As described in this Wired story last year, Vastaamo filled an urgent demand for psychological counseling, and it won accolades from Finnish health authorities and others for its services.
“Vastaamo was a private company, but it seemed to operate in the same spirit of tech-enabled ease and accessibility: You booked a therapist with a few clicks, wait times were tolerable, and Finland’s Social Insurance Institution reimbursed a big chunk of the session fee (provided you had a diagnosed mental disorder),” William Ralston wrote for Wired. “The company was run by Ville Tapio, a 39-year-old coder and entrepreneur with sharp eyebrows, slicked-back brown hair, and a heavy jawline. He’d cofounded the company with his parents. They pitched Vastaamo as a humble family-run enterprise committed to improving the mental health of all Finns.”

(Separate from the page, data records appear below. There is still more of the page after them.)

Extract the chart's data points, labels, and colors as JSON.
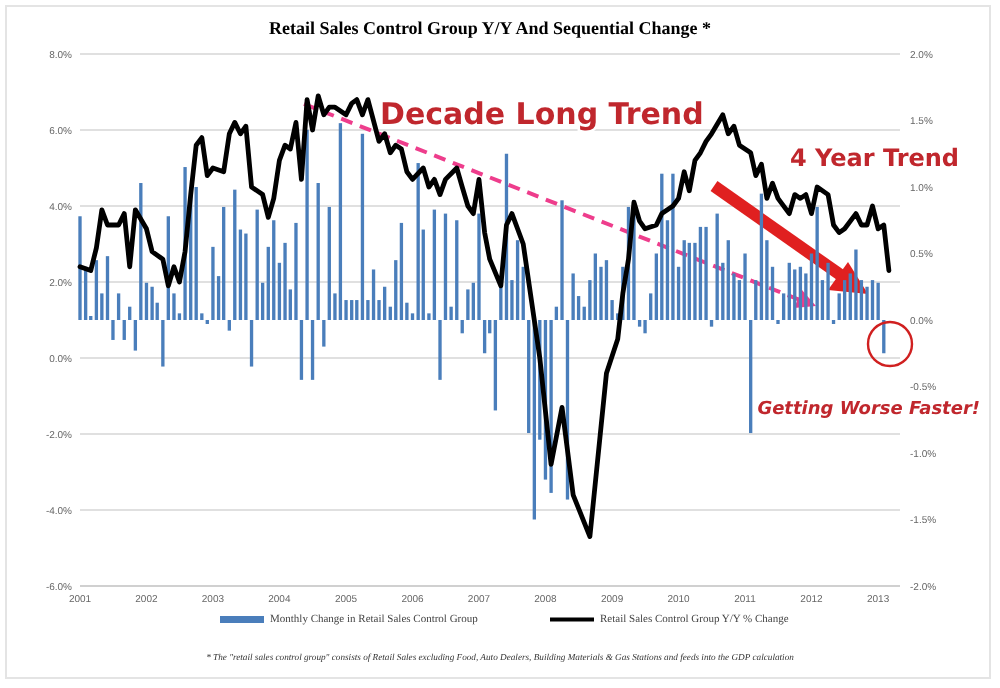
{
  "chart_data": {
    "type": "bar",
    "title": "Retail Sales Control Group Y/Y And Sequential Change *",
    "x": [
      "2001-01",
      "2001-02",
      "2001-03",
      "2001-04",
      "2001-05",
      "2001-06",
      "2001-07",
      "2001-08",
      "2001-09",
      "2001-10",
      "2001-11",
      "2001-12",
      "2002-01",
      "2002-02",
      "2002-03",
      "2002-04",
      "2002-05",
      "2002-06",
      "2002-07",
      "2002-08",
      "2002-09",
      "2002-10",
      "2002-11",
      "2002-12",
      "2003-01",
      "2003-02",
      "2003-03",
      "2003-04",
      "2003-05",
      "2003-06",
      "2003-07",
      "2003-08",
      "2003-09",
      "2003-10",
      "2003-11",
      "2003-12",
      "2004-01",
      "2004-02",
      "2004-03",
      "2004-04",
      "2004-05",
      "2004-06",
      "2004-07",
      "2004-08",
      "2004-09",
      "2004-10",
      "2004-11",
      "2004-12",
      "2005-01",
      "2005-02",
      "2005-03",
      "2005-04",
      "2005-05",
      "2005-06",
      "2005-07",
      "2005-08",
      "2005-09",
      "2005-10",
      "2005-11",
      "2005-12",
      "2006-01",
      "2006-02",
      "2006-03",
      "2006-04",
      "2006-05",
      "2006-06",
      "2006-07",
      "2006-08",
      "2006-09",
      "2006-10",
      "2006-11",
      "2006-12",
      "2007-01",
      "2007-02",
      "2007-03",
      "2007-04",
      "2007-05",
      "2007-06",
      "2007-07",
      "2007-08",
      "2007-09",
      "2007-10",
      "2007-11",
      "2007-12",
      "2008-01",
      "2008-02",
      "2008-03",
      "2008-04",
      "2008-05",
      "2008-06",
      "2008-07",
      "2008-08",
      "2008-09",
      "2008-10",
      "2008-11",
      "2008-12",
      "2009-01",
      "2009-02",
      "2009-03",
      "2009-04",
      "2009-05",
      "2009-06",
      "2009-07",
      "2009-08",
      "2009-09",
      "2009-10",
      "2009-11",
      "2009-12",
      "2010-01",
      "2010-02",
      "2010-03",
      "2010-04",
      "2010-05",
      "2010-06",
      "2010-07",
      "2010-08",
      "2010-09",
      "2010-10",
      "2010-11",
      "2010-12",
      "2011-01",
      "2011-02",
      "2011-03",
      "2011-04",
      "2011-05",
      "2011-06",
      "2011-07",
      "2011-08",
      "2011-09",
      "2011-10",
      "2011-11",
      "2011-12",
      "2012-01",
      "2012-02",
      "2012-03",
      "2012-04",
      "2012-05",
      "2012-06",
      "2012-07",
      "2012-08",
      "2012-09",
      "2012-10",
      "2012-11",
      "2012-12",
      "2013-01",
      "2013-02"
    ],
    "xlim": [
      "2001-01",
      "2013-05"
    ],
    "xticks": [
      {
        "value": "2001-01",
        "label": "2001"
      },
      {
        "value": "2002-01",
        "label": "2002"
      },
      {
        "value": "2003-01",
        "label": "2003"
      },
      {
        "value": "2004-01",
        "label": "2004"
      },
      {
        "value": "2005-01",
        "label": "2005"
      },
      {
        "value": "2006-01",
        "label": "2006"
      },
      {
        "value": "2007-01",
        "label": "2007"
      },
      {
        "value": "2008-01",
        "label": "2008"
      },
      {
        "value": "2009-01",
        "label": "2009"
      },
      {
        "value": "2010-01",
        "label": "2010"
      },
      {
        "value": "2011-01",
        "label": "2011"
      },
      {
        "value": "2012-01",
        "label": "2012"
      },
      {
        "value": "2013-01",
        "label": "2013"
      }
    ],
    "ylim": [
      -6,
      8
    ],
    "yticks": [
      {
        "value": -6,
        "label": "-6.0%"
      },
      {
        "value": -4,
        "label": "-4.0%"
      },
      {
        "value": -2,
        "label": "-2.0%"
      },
      {
        "value": 0,
        "label": "0.0%"
      },
      {
        "value": 2,
        "label": "2.0%"
      },
      {
        "value": 4,
        "label": "4.0%"
      },
      {
        "value": 6,
        "label": "6.0%"
      },
      {
        "value": 8,
        "label": "8.0%"
      }
    ],
    "y2lim": [
      -2,
      2
    ],
    "y2ticks": [
      {
        "value": -2,
        "label": "-2.0%"
      },
      {
        "value": -1.5,
        "label": "-1.5%"
      },
      {
        "value": -1,
        "label": "-1.0%"
      },
      {
        "value": -0.5,
        "label": "-0.5%"
      },
      {
        "value": 0,
        "label": "0.0%"
      },
      {
        "value": 0.5,
        "label": "0.5%"
      },
      {
        "value": 1,
        "label": "1.0%"
      },
      {
        "value": 1.5,
        "label": "1.5%"
      },
      {
        "value": 2,
        "label": "2.0%"
      }
    ],
    "grid": "y",
    "legend": "bottom",
    "series": [
      {
        "name": "Monthly Change in Retail Sales Control Group",
        "type": "bar",
        "axis": "y2",
        "color": "#4a7ebb",
        "values": [
          0.78,
          0.4,
          0.03,
          0.45,
          0.2,
          0.48,
          -0.15,
          0.2,
          -0.15,
          0.1,
          -0.23,
          1.03,
          0.28,
          0.25,
          0.13,
          -0.35,
          0.78,
          0.2,
          0.05,
          1.15,
          1.0,
          1.0,
          0.05,
          -0.03,
          0.55,
          0.33,
          0.85,
          -0.08,
          0.98,
          0.68,
          0.65,
          -0.35,
          0.83,
          0.28,
          0.55,
          0.75,
          0.43,
          0.58,
          0.23,
          0.73,
          -0.45,
          1.43,
          -0.45,
          1.03,
          -0.2,
          0.85,
          0.2,
          1.48,
          0.15,
          0.15,
          0.15,
          1.4,
          0.15,
          0.38,
          0.15,
          0.25,
          0.1,
          0.45,
          0.73,
          0.13,
          0.05,
          1.18,
          0.68,
          0.05,
          0.83,
          -0.45,
          0.8,
          0.1,
          0.75,
          -0.1,
          0.23,
          0.28,
          0.8,
          -0.25,
          -0.1,
          -0.68,
          0.3,
          1.25,
          0.3,
          0.6,
          0.4,
          -0.85,
          -1.5,
          -0.9,
          -1.2,
          -1.3,
          0.1,
          0.9,
          -1.35,
          0.35,
          0.18,
          0.1,
          0.3,
          0.5,
          0.4,
          0.45,
          0.15,
          0.05,
          0.4,
          0.85,
          0.9,
          -0.05,
          -0.1,
          0.2,
          0.5,
          1.1,
          0.75,
          1.1,
          0.4,
          0.6,
          0.58,
          0.58,
          0.7,
          0.7,
          -0.05,
          0.8,
          0.43,
          0.6,
          0.35,
          0.3,
          0.5,
          -0.85,
          0.3,
          0.95,
          0.6,
          0.4,
          -0.03,
          0.2,
          0.43,
          0.38,
          0.4,
          0.35,
          0.5,
          0.85,
          0.3,
          0.43,
          -0.03,
          0.2,
          0.3,
          0.35,
          0.53,
          0.3,
          0.25,
          0.3,
          0.28,
          -0.25
        ]
      },
      {
        "name": "Retail Sales Control Group Y/Y % Change",
        "type": "line",
        "axis": "y",
        "color": "#000000",
        "x": [
          "2001-01",
          "2001-03",
          "2001-04",
          "2001-05",
          "2001-06",
          "2001-08",
          "2001-09",
          "2001-10",
          "2001-11",
          "2002-01",
          "2002-02",
          "2002-04",
          "2002-05",
          "2002-06",
          "2002-07",
          "2002-08",
          "2002-09",
          "2002-10",
          "2002-11",
          "2002-12",
          "2003-01",
          "2003-03",
          "2003-04",
          "2003-05",
          "2003-06",
          "2003-07",
          "2003-08",
          "2003-10",
          "2003-11",
          "2003-12",
          "2004-01",
          "2004-02",
          "2004-03",
          "2004-04",
          "2004-05",
          "2004-06",
          "2004-07",
          "2004-08",
          "2004-09",
          "2004-10",
          "2004-11",
          "2005-01",
          "2005-02",
          "2005-03",
          "2005-04",
          "2005-05",
          "2005-07",
          "2005-08",
          "2005-09",
          "2005-10",
          "2005-11",
          "2005-12",
          "2006-01",
          "2006-03",
          "2006-04",
          "2006-05",
          "2006-06",
          "2006-07",
          "2006-09",
          "2006-10",
          "2006-11",
          "2006-12",
          "2007-01",
          "2007-02",
          "2007-03",
          "2007-05",
          "2007-06",
          "2007-07",
          "2007-09",
          "2007-12",
          "2008-02",
          "2008-04",
          "2008-06",
          "2008-09",
          "2008-12",
          "2009-02",
          "2009-03",
          "2009-04",
          "2009-05",
          "2009-06",
          "2009-07",
          "2009-09",
          "2009-10",
          "2009-12",
          "2010-01",
          "2010-02",
          "2010-03",
          "2010-04",
          "2010-05",
          "2010-06",
          "2010-07",
          "2010-09",
          "2010-10",
          "2010-11",
          "2010-12",
          "2011-02",
          "2011-03",
          "2011-04",
          "2011-05",
          "2011-06",
          "2011-07",
          "2011-09",
          "2011-10",
          "2011-11",
          "2011-12",
          "2012-01",
          "2012-02",
          "2012-04",
          "2012-05",
          "2012-06",
          "2012-07",
          "2012-09",
          "2012-10",
          "2012-11",
          "2012-12",
          "2013-01",
          "2013-02",
          "2013-03"
        ],
        "values": [
          2.4,
          2.3,
          2.9,
          3.9,
          3.5,
          3.5,
          3.8,
          2.4,
          3.9,
          3.4,
          2.8,
          2.6,
          1.9,
          2.4,
          2.0,
          2.8,
          4.3,
          5.6,
          5.8,
          4.8,
          5.0,
          4.9,
          5.9,
          6.2,
          5.9,
          6.1,
          4.5,
          4.3,
          3.7,
          4.2,
          5.2,
          5.6,
          5.5,
          6.2,
          4.7,
          6.8,
          6.0,
          6.9,
          6.4,
          6.6,
          6.6,
          6.4,
          6.7,
          6.8,
          6.4,
          6.8,
          5.7,
          5.9,
          5.4,
          5.6,
          5.5,
          4.9,
          4.7,
          5.0,
          4.5,
          4.7,
          4.3,
          4.7,
          5.0,
          4.5,
          4.0,
          3.8,
          4.7,
          3.3,
          2.6,
          1.9,
          3.5,
          3.8,
          3.0,
          0.0,
          -2.8,
          -1.3,
          -3.6,
          -4.7,
          -0.4,
          0.5,
          1.7,
          2.6,
          4.1,
          3.6,
          3.4,
          3.5,
          3.8,
          4.0,
          4.2,
          4.9,
          4.4,
          5.2,
          5.4,
          5.7,
          5.9,
          6.4,
          5.9,
          6.1,
          5.6,
          5.4,
          4.8,
          5.1,
          4.2,
          4.6,
          4.2,
          3.8,
          4.3,
          4.2,
          4.3,
          3.8,
          4.5,
          4.3,
          3.5,
          3.3,
          3.4,
          3.8,
          3.5,
          3.5,
          4.0,
          3.4,
          3.5,
          2.3
        ]
      }
    ],
    "annotations": [
      "Decade Long Trend",
      "4 Year Trend",
      "Getting Worse Faster!",
      "* The \"retail sales control group\" consists of Retail Sales excluding Food, Auto Dealers, Building Materials & Gas Stations and feeds into the GDP calculation"
    ]
  }
}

But for all the good it brought, the healthcare records management system that Ville Tapio built from scratch reportedly relied on little more than a MySQL database that was left dangerously exposed to the web for 16 months, guarded by nothing more than an administrator account with a blank password.
The Finnish daily Iltalehti said Tapio was relieved of his duties as CEO of Vastaamo in October 2020, and that in September, prosecutors brought charges against Tapio for a data protection offense in connection with Vastaamo’s information leak.
“According to Vastaamo, the data breach in Vastaamo’s customer databases took place in November 2018,” Iltalehti reported last month. “According to Vastaamo, Tapio concealed information about the data breach for more than a year and a half.”